Three new innovate supportive housing developments are already well into planning. They include supportive housing for 20 homeless individuals already living in the Grandview Woodlands neighbourhood; the redevelopment of a firehall in the Killarney/Champlain neighbourhood to provide 31 units for single moms and their children fleeing abuse, and a 198 mixed-income building in the downtown eastside with 52 supportive housing units for women-led couples.*
As a business leader, Chuck says, the first step in solving any problem is to say you’re not going to put up with it anymore. Secondly, you determine the strategy. Lastly, you commit to it and you hold yourself accountable to what you said you were going to do. “I appreciate it’s much easier when you’re a single organization with one boss, but essentially the approach is the same with brokered partnerships.”
In the last few years, Chuck has spent a great deal of time speaking with staff, investors, and the public about Goldcorp’s involvement in the downtown east side and he’s still surprised at how many people approach him to say that they have a personal connection to mental illness, addiction, or homelessness, and how much they appreciate Goldcorp’s support in those areas. “These issues just don’t touch the homeless in those few blocks along East Hastings. They stretch community-wide, city-wide, province-wide and country-wide.”

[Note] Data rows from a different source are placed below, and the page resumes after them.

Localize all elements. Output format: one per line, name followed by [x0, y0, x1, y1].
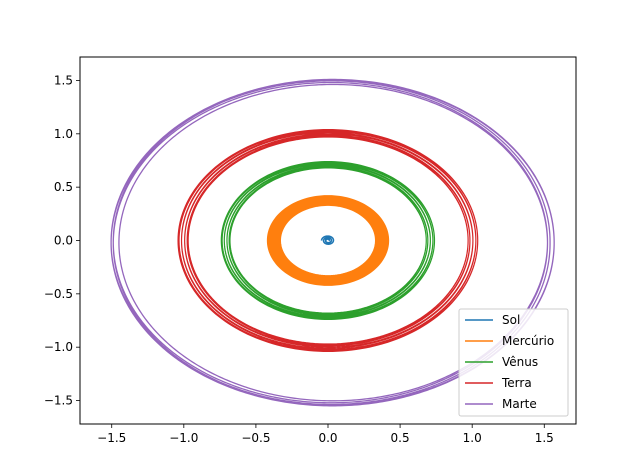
- legend-label: Vênus: [502, 355, 538, 369]
- series-layer: [110, 78, 555, 407]
- series-line-marte: [110, 78, 555, 407]
- x-axis: −1.5 −1.0 −0.5 0.0 0.5 1.0 1.5: [97, 424, 554, 445]
- x-tick-label: −1.0: [169, 431, 198, 445]
- x-tick-label: −1.5: [97, 431, 126, 445]
- y-tick-label: −0.5: [44, 287, 73, 301]
- legend: Sol Mercúrio Vênus Terra Marte: [458, 308, 569, 417]
- x-tick-label: 1.0: [463, 431, 482, 445]
- series-line-3: [177, 128, 479, 353]
- y-tick-label: −1.0: [44, 340, 73, 354]
- legend-label: Terra: [501, 376, 532, 390]
- legend-label: Sol: [502, 313, 520, 327]
- y-axis: −1.5 −1.0 −0.5 0.0 0.5 1.0 1.5: [44, 73, 80, 408]
- series-line-sol: [320, 235, 335, 245]
- legend-label: Marte: [502, 397, 537, 411]
- x-tick-label: 1.5: [535, 431, 554, 445]
- y-tick-label: 0.5: [54, 180, 73, 194]
- y-tick-label: 1.5: [54, 73, 73, 87]
- x-tick-label: 0.0: [318, 431, 337, 445]
- y-tick-label: 0.0: [54, 234, 73, 248]
- x-tick-label: −0.5: [241, 431, 270, 445]
- legend-label: Mercúrio: [502, 334, 554, 348]
- series-line-2: [220, 160, 436, 321]
- x-tick-label: 0.5: [391, 431, 410, 445]
- y-tick-label: −1.5: [44, 394, 73, 408]
- y-tick-label: 1.0: [54, 127, 73, 141]
- legend-box: [458, 308, 569, 417]
- series-line-1: [266, 195, 390, 286]
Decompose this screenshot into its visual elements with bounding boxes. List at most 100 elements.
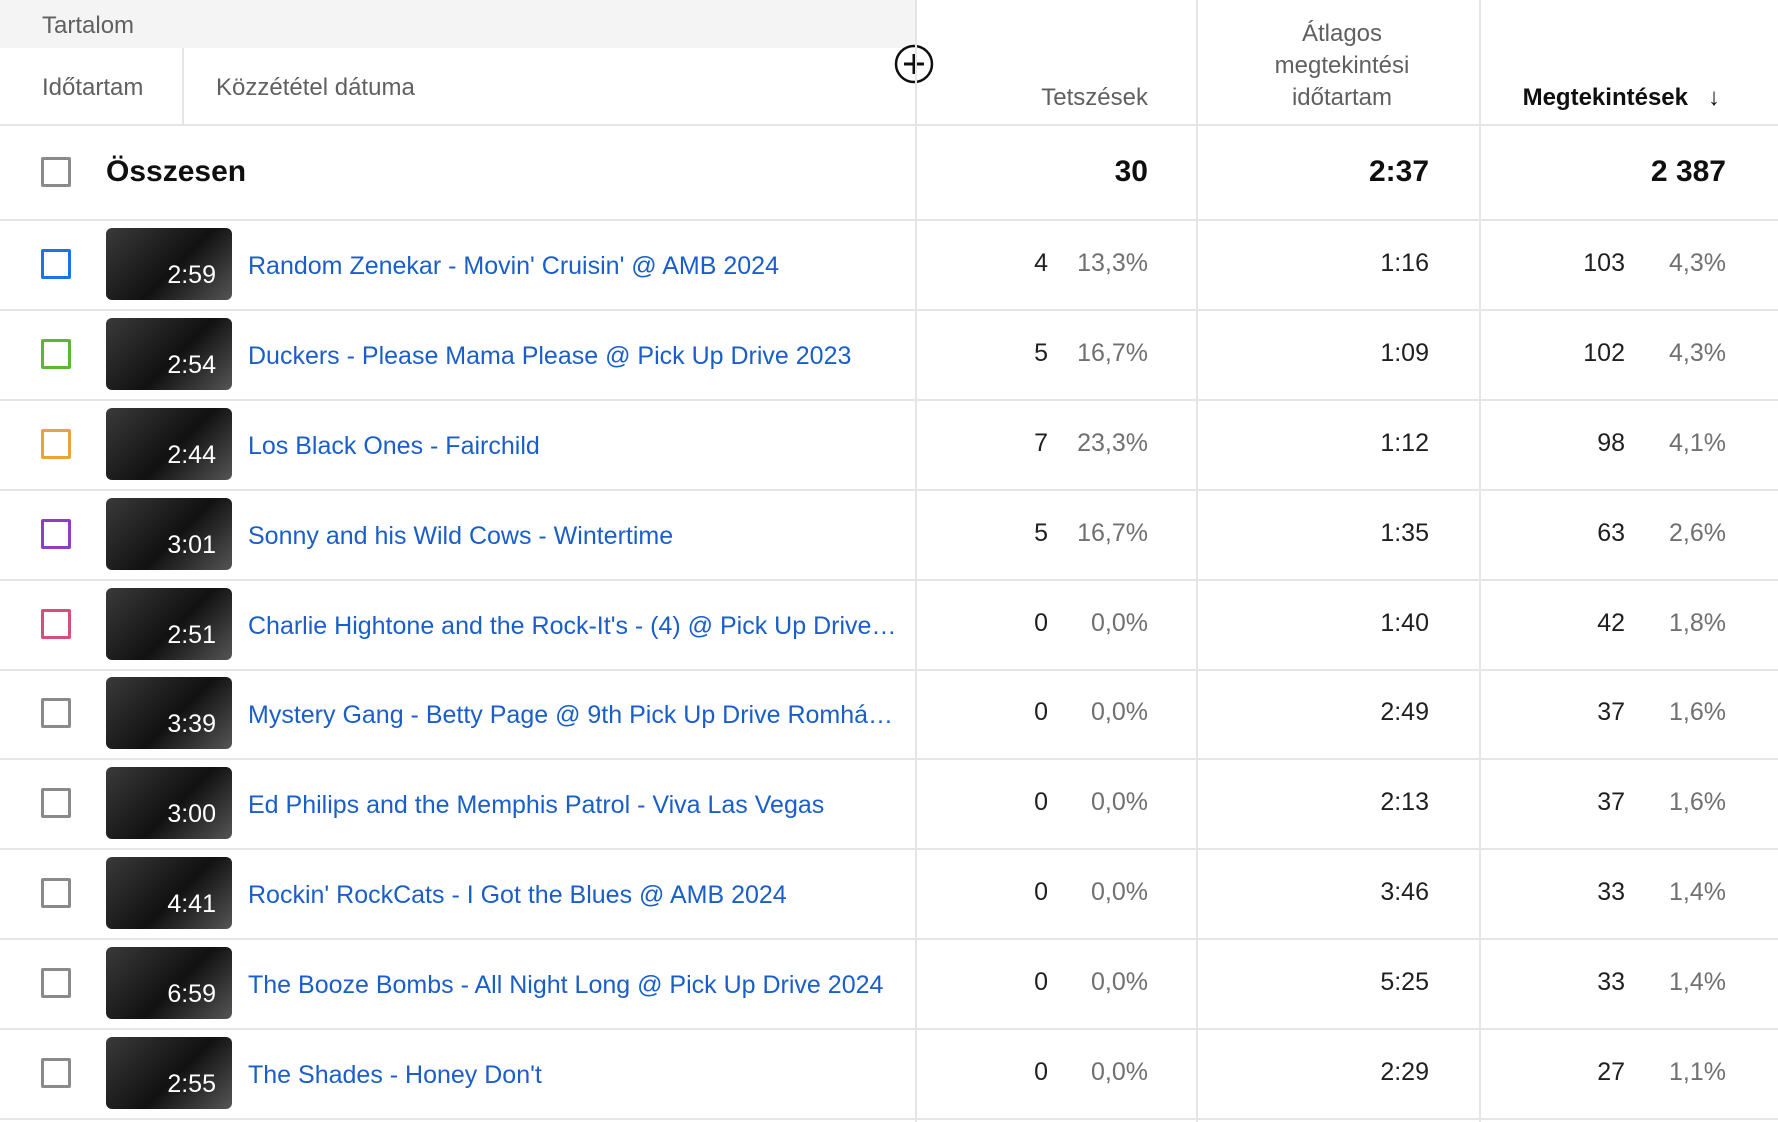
row-divider (0, 1118, 1778, 1120)
views-pct: 4,1% (1669, 428, 1726, 457)
avg-duration: 1:40 (1380, 608, 1429, 637)
row-divider (0, 219, 1778, 221)
checkbox[interactable] (41, 698, 71, 729)
row-divider (0, 309, 1778, 311)
checkbox[interactable] (41, 518, 71, 549)
likes: 5 (1034, 518, 1048, 547)
checkbox[interactable] (41, 968, 71, 999)
thumbnail[interactable]: 2:44 (106, 407, 232, 480)
video-title[interactable]: The Shades - Honey Don't (248, 1061, 542, 1090)
avg-duration: 1:09 (1380, 338, 1429, 367)
published-header[interactable]: Közzététel dátuma (216, 74, 415, 101)
likes: 5 (1034, 338, 1048, 367)
avg-duration-header[interactable]: Átlagos megtekintési időtartam (1274, 20, 1410, 111)
column-divider (1479, 0, 1481, 1122)
video-title[interactable]: Los Black Ones - Fairchild (248, 431, 540, 460)
thumbnail[interactable]: 6:59 (106, 947, 232, 1020)
views: 102 (1583, 338, 1625, 367)
views: 103 (1583, 248, 1625, 277)
likes-pct: 16,7% (1077, 338, 1148, 367)
views-pct: 1,4% (1669, 878, 1726, 907)
likes: 0 (1034, 698, 1048, 727)
video-title[interactable]: Charlie Hightone and the Rock-It's - (4)… (248, 611, 897, 640)
likes-pct: 0,0% (1091, 788, 1148, 817)
likes-pct: 0,0% (1091, 698, 1148, 727)
thumbnail[interactable]: 2:54 (106, 317, 232, 390)
likes: 7 (1034, 428, 1048, 457)
thumbnail[interactable]: 3:01 (106, 497, 232, 570)
row-divider (0, 579, 1778, 581)
likes-pct: 13,3% (1077, 248, 1148, 277)
checkbox[interactable] (41, 878, 71, 909)
likes-pct: 0,0% (1091, 608, 1148, 637)
video-title[interactable]: Ed Philips and the Memphis Patrol - Viva… (248, 791, 825, 820)
video-title[interactable]: The Booze Bombs - All Night Long @ Pick … (248, 971, 884, 1000)
video-duration: 2:55 (167, 1070, 216, 1099)
video-title[interactable]: Sonny and his Wild Cows - Wintertime (248, 521, 674, 550)
avg-duration: 3:46 (1380, 878, 1429, 907)
thumbnail[interactable]: 3:39 (106, 677, 232, 750)
checkbox[interactable] (41, 157, 71, 187)
total-label: Összesen (106, 155, 247, 188)
views: 63 (1597, 518, 1625, 547)
duration-header[interactable]: Időtartam (42, 74, 144, 101)
video-title[interactable]: Random Zenekar - Movin' Cruisin' @ AMB 2… (248, 251, 779, 280)
thumbnail[interactable]: 4:41 (106, 857, 232, 930)
checkbox[interactable] (41, 788, 71, 819)
row-divider (0, 938, 1778, 940)
likes-pct: 0,0% (1091, 1058, 1148, 1087)
thumbnail[interactable]: 2:51 (106, 587, 232, 660)
thumbnail[interactable]: 2:55 (106, 1037, 232, 1110)
avg-duration: 1:35 (1380, 518, 1429, 547)
header-band (0, 0, 915, 48)
add-column[interactable] (893, 43, 935, 85)
views-pct: 4,3% (1669, 338, 1726, 367)
likes: 0 (1034, 608, 1048, 637)
video-title[interactable]: Mystery Gang - Betty Page @ 9th Pick Up … (248, 701, 894, 730)
views-header[interactable]: Megtekintések ↓ (1523, 84, 1720, 112)
video-title[interactable]: Duckers - Please Mama Please @ Pick Up D… (248, 341, 852, 370)
views: 33 (1597, 878, 1625, 907)
views: 33 (1597, 968, 1625, 997)
row-divider (0, 124, 1778, 126)
avg-duration: 2:13 (1380, 788, 1429, 817)
column-divider (1196, 0, 1198, 1122)
views: 98 (1597, 428, 1625, 457)
video-duration: 2:59 (167, 260, 216, 289)
likes: 0 (1034, 788, 1048, 817)
thumbnail[interactable]: 3:00 (106, 767, 232, 840)
row-divider (0, 399, 1778, 401)
thumbnail[interactable]: 2:59 (106, 227, 232, 300)
avg-duration: 2:49 (1380, 698, 1429, 727)
views: 27 (1597, 1058, 1625, 1087)
checkbox[interactable] (41, 608, 71, 639)
checkbox[interactable] (41, 338, 71, 369)
views-pct: 1,8% (1669, 608, 1726, 637)
views-pct: 4,3% (1669, 248, 1726, 277)
row-divider (0, 848, 1778, 850)
views-header-text[interactable]: Megtekintések (1522, 84, 1688, 111)
checkbox[interactable] (41, 1058, 71, 1089)
video-title[interactable]: Rockin' RockCats - I Got the Blues @ AMB… (248, 881, 787, 910)
views-pct: 1,6% (1669, 698, 1726, 727)
likes-pct: 16,7% (1077, 518, 1148, 547)
total-views: 2 387 (1650, 155, 1726, 188)
likes: 0 (1034, 1058, 1048, 1087)
checkbox[interactable] (41, 248, 71, 279)
likes: 4 (1034, 248, 1048, 277)
avg-duration: 1:12 (1380, 428, 1429, 457)
sort-arrow[interactable]: ↓ (1708, 84, 1720, 111)
likes-pct: 0,0% (1091, 968, 1148, 997)
row-divider (0, 1028, 1778, 1030)
avg-duration: 5:25 (1380, 968, 1429, 997)
row-divider (0, 758, 1778, 760)
checkbox[interactable] (41, 428, 71, 459)
likes-header[interactable]: Tetszések (1041, 84, 1148, 111)
views-pct: 2,6% (1669, 518, 1726, 547)
likes-pct: 23,3% (1077, 428, 1148, 457)
avg-duration: 2:29 (1380, 1058, 1429, 1087)
views-pct: 1,6% (1669, 788, 1726, 817)
column-divider (915, 0, 917, 1122)
total-likes: 30 (1114, 155, 1148, 188)
video-duration: 6:59 (167, 980, 216, 1009)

“It can be easy for people to ignore the issue and rationalize that the homeless don’t want to work, that they want to be addicted, and to live on the streets. But, people have real physiological, mental health and addiction issues. If we can help them, and at the same time provide a safe place for them to live, they can work through those issues and eventually become contributing members of society. We can’t just ignore them, by saying they choose to be there,” says Chuck.
Goldcorp’s support of the homeless and their challenges is a long-term commitment. “Our communities take care of our employees and their families – their education, healthcare, social and cultural needs – and we receive benefits that allow us to conduct our business and be successful, so it’s only appropriate that we give a portion of our success back for the benefit of those communities.”